L’ordonnance n° 2017-1385 du 22 septembre 2017 a réorganisé les dispositions légales relatives à la négociation obligatoire en entreprise selon le triptyque : ordre public, champ de la négociation collectif et dispositions supplétives.

ORDRE PUBLIC

Il s’agit des dispositions impératives auxquelles il ne peut être dérogé d’aucune manière.

Débiteurs de l’obligation

Sont concernées les entreprises dans lesquelles sont constituées une ou plusieurs sections syndicales d’organisations représentatives. L’initiative revient à l’employeur.

Niveau des négociations

Les négociations sont en principe engagées au niveau de l’entreprise.

Il est cependant possible de mener ces négociations au niveau des établissements ou groupes d’établissements si aucun des syndicats représentatifs à ces niveaux ne s’y oppose.

Ces négociations peuvent être conduites au niveau du groupe et dispenser les entreprises d’engager leurs propres négociations à condition, soit qu’un accord de méthode conclu à ce niveau le prévoit et définisse les thèmes concernés par la dispense, soit qu’un accord sur le même thème a été conclu au niveau du groupe et remplit les conditions prévues par la loi.

Thèmes et périodicité

L’employeur doit engager au moins une fois tous les 4 ans :

  • Une négociation sur la rémunération, notamment les salaires effectifs, le temps de travail et le partage de la valeur ajoutée dans l’entreprise.
  • Une négociation sur l’égalité professionnelle entre les femmes et les hommes portant notamment sur les mesures visant à supprimer les écarts de rémunération, et la qualité de vie au travail.

En plus de ces négociations, l’employeur doit engager une négociation sur la gestion des emplois et des parcours professionnels au moins une fois tous les 4 ans dans les entreprises ou les groupes d’entreprises au sein de l’article L. 2331-1 du Code du travail d’au moins 300 salariés, ainsi que dans les entreprises et groupes d’entreprises de dimension communautaire au sens des article L. 2341-1 et L. 2341-2 du même code comportant au moins un établissement ou une entreprise d’au moins 50 salariés en France.

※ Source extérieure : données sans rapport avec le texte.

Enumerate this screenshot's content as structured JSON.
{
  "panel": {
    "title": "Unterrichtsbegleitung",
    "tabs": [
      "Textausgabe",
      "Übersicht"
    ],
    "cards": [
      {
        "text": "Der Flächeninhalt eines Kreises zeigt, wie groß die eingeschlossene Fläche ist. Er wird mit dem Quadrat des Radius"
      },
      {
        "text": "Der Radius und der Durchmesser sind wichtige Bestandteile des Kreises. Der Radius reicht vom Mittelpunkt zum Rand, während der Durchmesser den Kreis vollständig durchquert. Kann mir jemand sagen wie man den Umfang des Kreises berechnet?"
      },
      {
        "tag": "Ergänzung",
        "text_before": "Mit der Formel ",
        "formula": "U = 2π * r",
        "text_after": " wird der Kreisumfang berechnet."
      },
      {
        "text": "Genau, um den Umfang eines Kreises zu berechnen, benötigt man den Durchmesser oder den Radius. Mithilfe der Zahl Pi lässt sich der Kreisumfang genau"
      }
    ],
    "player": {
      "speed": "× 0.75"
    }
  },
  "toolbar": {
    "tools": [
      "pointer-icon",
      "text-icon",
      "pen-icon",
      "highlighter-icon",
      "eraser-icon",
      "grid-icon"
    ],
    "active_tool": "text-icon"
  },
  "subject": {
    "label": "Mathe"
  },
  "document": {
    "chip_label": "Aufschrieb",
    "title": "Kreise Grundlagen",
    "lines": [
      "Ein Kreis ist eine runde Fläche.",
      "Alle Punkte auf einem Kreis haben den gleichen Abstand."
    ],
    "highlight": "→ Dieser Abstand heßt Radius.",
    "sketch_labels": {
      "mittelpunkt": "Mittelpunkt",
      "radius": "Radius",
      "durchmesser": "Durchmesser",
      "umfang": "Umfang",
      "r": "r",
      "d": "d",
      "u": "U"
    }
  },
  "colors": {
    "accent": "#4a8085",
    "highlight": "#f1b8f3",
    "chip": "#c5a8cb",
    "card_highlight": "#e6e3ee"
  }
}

Suspension temporaire du pouvoir de décision unilatérale de l’employeur

Tant que la négociation est en cours, l’employeur ne peut, dans les matières traitées, arrêter de décisions unilatérales concernant la collectivité des salariés, sauf si l’urgence le justifie.

En l’absence d’accord

  • En l’absence d’accord sur l’égalité professionnelle entre les femmes et les hommes, l’employeur établit un plan d’action annuel destiné à assurer l’égalité professionnelle entre les femmes et les hommes.
  • En l’absence d’accord prévoyant les mesures visant à supprimer les écarts de rémunération entre les femmes et les hommes, la négociation sur les salaires effectifs porte également sur la programmation de mesures permettant de supprimer les écarts de rémunération et les différences de déroulement de carrière entre les femmes et les hommes.

Sanctions

L’employeur qui n’a pas rempli l’obligation de négociation sur les salaires effectifs est soumis à une pénalité financière dont le montant est plafonné (Art. L.2242-7 C.trav.).

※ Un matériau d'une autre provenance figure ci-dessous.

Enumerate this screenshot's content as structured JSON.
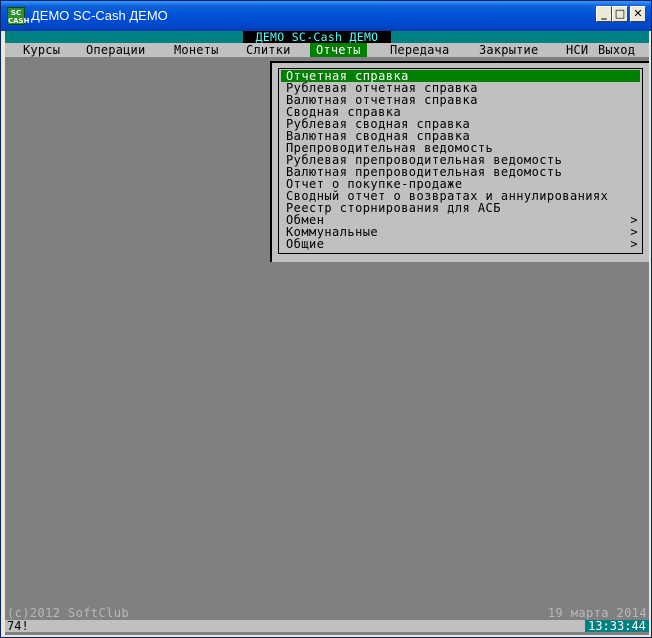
{
  "window": {
    "title": "ДЕМО SC-Cash ДЕМО",
    "icon_text": "SC CASH",
    "controls": {
      "minimize": "_",
      "maximize": "□",
      "close": "✕"
    }
  },
  "terminal": {
    "title": "ДЕМО SC-Cash ДЕМО",
    "menu": [
      {
        "label": "Курсы"
      },
      {
        "label": "Операции"
      },
      {
        "label": "Монеты"
      },
      {
        "label": "Слитки"
      },
      {
        "label": "Отчеты",
        "active": true
      },
      {
        "label": "Передача"
      },
      {
        "label": "Закрытие"
      },
      {
        "label": "НСИ"
      },
      {
        "label": "Выход"
      }
    ],
    "dropdown": [
      {
        "label": "Отчетная справка",
        "selected": true
      },
      {
        "label": "Рублевая отчетная справка"
      },
      {
        "label": "Валютная отчетная справка"
      },
      {
        "label": "Сводная справка"
      },
      {
        "label": "Рублевая сводная справка"
      },
      {
        "label": "Валютная сводная справка"
      },
      {
        "label": "Препроводительная ведомость"
      },
      {
        "label": "Рублевая препроводительная ведомость"
      },
      {
        "label": "Валютная препроводительная ведомость"
      },
      {
        "label": "Отчет о покупке-продаже"
      },
      {
        "label": "Сводный отчет о возвратах и аннулированиях"
      },
      {
        "label": "Реестр сторнирования для АСБ"
      },
      {
        "label": "Обмен",
        "arrow": ">"
      },
      {
        "label": "Коммунальные",
        "arrow": ">"
      },
      {
        "label": "Общие",
        "arrow": ">"
      }
    ],
    "footer": {
      "copyright": "(c)2012 SoftClub",
      "date": "19 марта 2014"
    },
    "status": {
      "left": "74!",
      "time": "13:33:44"
    }
  },
  "colors": {
    "title_gradient": "#0050d8",
    "terminal_bg": "#808080",
    "menubar_bg": "#c0c0c0",
    "highlight": "#008000",
    "teal": "#008080",
    "title_text": "#55ffff"
  }
}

Une pénalité financière est également due par les entreprises d’au moins 50 salariés en l’absence d’accord collectif relatif à l’égalité professionnelle entre les femmes et les hommes ou, à défaut d’accord, par un plan d’action. Cette pénalité peut également être appliquée en l’absence de publication des indicateurs devant figurer dans l’index d’égalité ou lorsque n’ont pas été définies de mesures correctives des écarts de salaire.   

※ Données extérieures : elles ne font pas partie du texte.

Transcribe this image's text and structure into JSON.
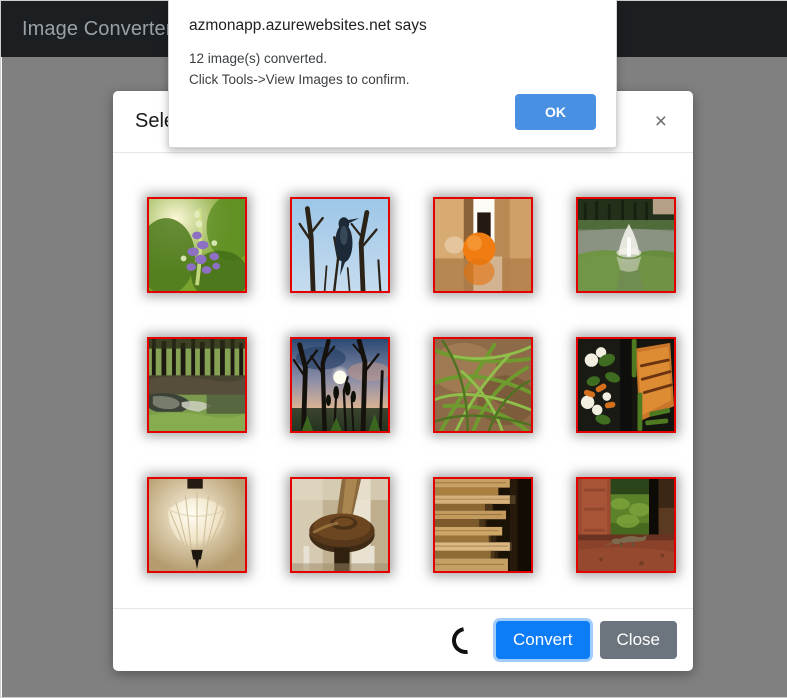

CHAMP DE LA NÉGOCIATION COLLECTIVE

Dans les entreprises soumises à l’obligation de négocier, une négociation peut être engagée, à l’initiative de l’employeur ou à la demande d’une organisation syndicale de salariés représentativeprécisant le calendrier, la périodicité, les thèmes et les modalités de négociation dans le groupe, l’entreprise ou l’établissement.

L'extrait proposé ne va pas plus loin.